Travma sonrası stres bozukluğu 1 aydan uzun sürüyorsa dikkat
Travmatize olan kişilerde depresyon ve travma sonrası stres bozukluğu belirtileri – çökkünlük, üzüntü, isteksizlik, karamsarlık, keyif alamama, uyku ve iştahta bozulmalar, kabuslar, olayın sık sık hatırlanması ve yeniden yaşıyor gibi hissetme, artmış uyarılmışlık hali, kolayca irkilme, sürekli tetikte olma, dikkat sorunları, sinirlilik, öfke patlamaları, olay ve onunla ilgili uyaranlardan kaçınma, günlük yaşam ve sosyal ilişkilerde bozulma görülebilir. Bu belirtilerin olayın yaşanmasının ardından bir süre görülmesi olağandır. Bu belirtiler görülmeye başlandıktan bir süre sonra zamanla azalarak sönebilir. Psikolojik belirtilerin takibi ve müdahale gereken durumlarda destek alınması iyileşme açısından çok önemlidir. Özellikle ilk bir ay süreyle bu belirtilerin aşırı olmaması durumunda psikolojik müdahaleye gerek olmayabilir.
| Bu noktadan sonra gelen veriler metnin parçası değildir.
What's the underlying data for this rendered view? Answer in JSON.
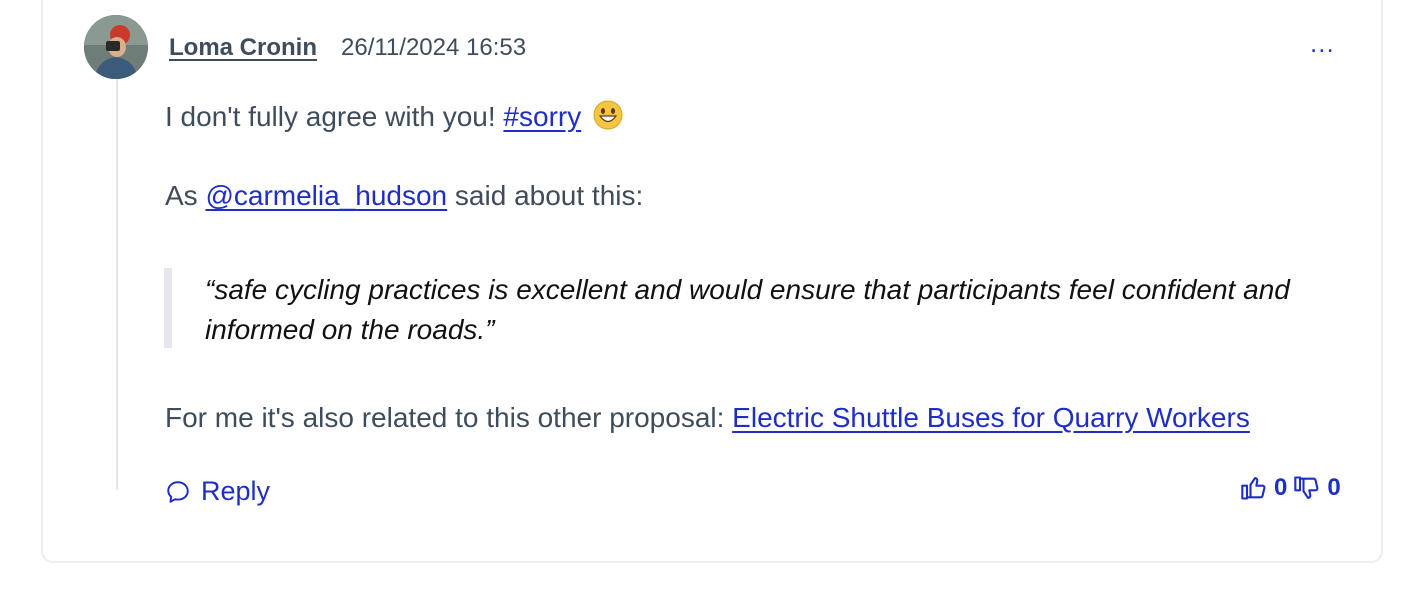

Kişilerin bu durumları yaşamalarının normal olduğunu bilmeleri bile kaygılarını yatıştırıp hayata daha kolay uyumlanmalarını sağlar.
Travmatik olayın yaşanmasının ardından travmaya maruz kalan kişilerin psikolojik olarak desteklenmesi bu sürecin daha kolay üstesinde gelmeleri konusunda yardımcı olacaktır. Travmanın üstesinden gelmek için neler yapılmalı?
Sosyal destek travma ile baş etmeyi kolaylaştırır
Kişinin aynı travmadan etkilenen kişiler ve yakınları ile bir araya gelerek yaşanılan olay üzerine konuşması ve kendi deneyimini paylaşması travmanın etkilerinden kurtulmasını kolaylaştırır. Bu süreçte sosyal desteğe sahip olmak kişilerde yalnız olmadığı ve güvende olduğu hissi yaratarak travma ile baş etmelerini kolaylaştırır.
Duyguların ifade edilmesi stresi azaltır
Travmatik olay sonrasında kişinin kendisi ile konuşan birinden çok kendisini dinleyecek birilerine ihtiyacı vardır. Olayın yarattığı stresin atılabilmesi için duyguların ifade edilmesi çok önemlidir. Kişi konuşmak için hazır hissetmiyorsa zorlanmamalı, tekrar tekrar olayı anlatma ihtiyacı hissediyorsa sabırla ve fazla soru sormadan dinlenilmelidir.
Günlük yaşam rutinleri güven hissini arttırır
Yaşanan travmatik olayın ardından kişiler olabildiğince hızlı bir şekilde gündelik yaşamına dönmeleri için teşvik edilmelidir. Rutinlerin devam ettirilmesi kişilerin üzerinde güvenlik hissi yaratarak sürecin üstesinden gelmelerini kolaylaştırır.
Fiziksel aktivite ruh sağlığını korur
Fiziksel rahatsızlıklarda bedensel istirahat iyileşme sürecine katkı sağlarken psikolojik rahatsızlıklarda durum tam tersi. Yürüyüş yapmak, koşmak, egzersiz yapmak gibi fiziksel aktiviteler ruh sağlığı tedavisinde önemli bir rol oynamakta.
Belirtilerin şiddeti azalmıyorsa psikolojik destek alınmalı
Travmatik olayın hemen ardından görülen belirtiler olağan dışı bir yaşantıya verilen
normal tepkilerdir. Herkes aynı olaydan aynı ölçüde etkilenmeyebilir ve aynı tepkiyi
vermeyebilir. Ancak yaşanan travmaya bağlı görülen belirtilerin şiddeti ve etkisinde azalma görülmemesi durumunda bir uzmandan psikolojik destek alınmalıdır”.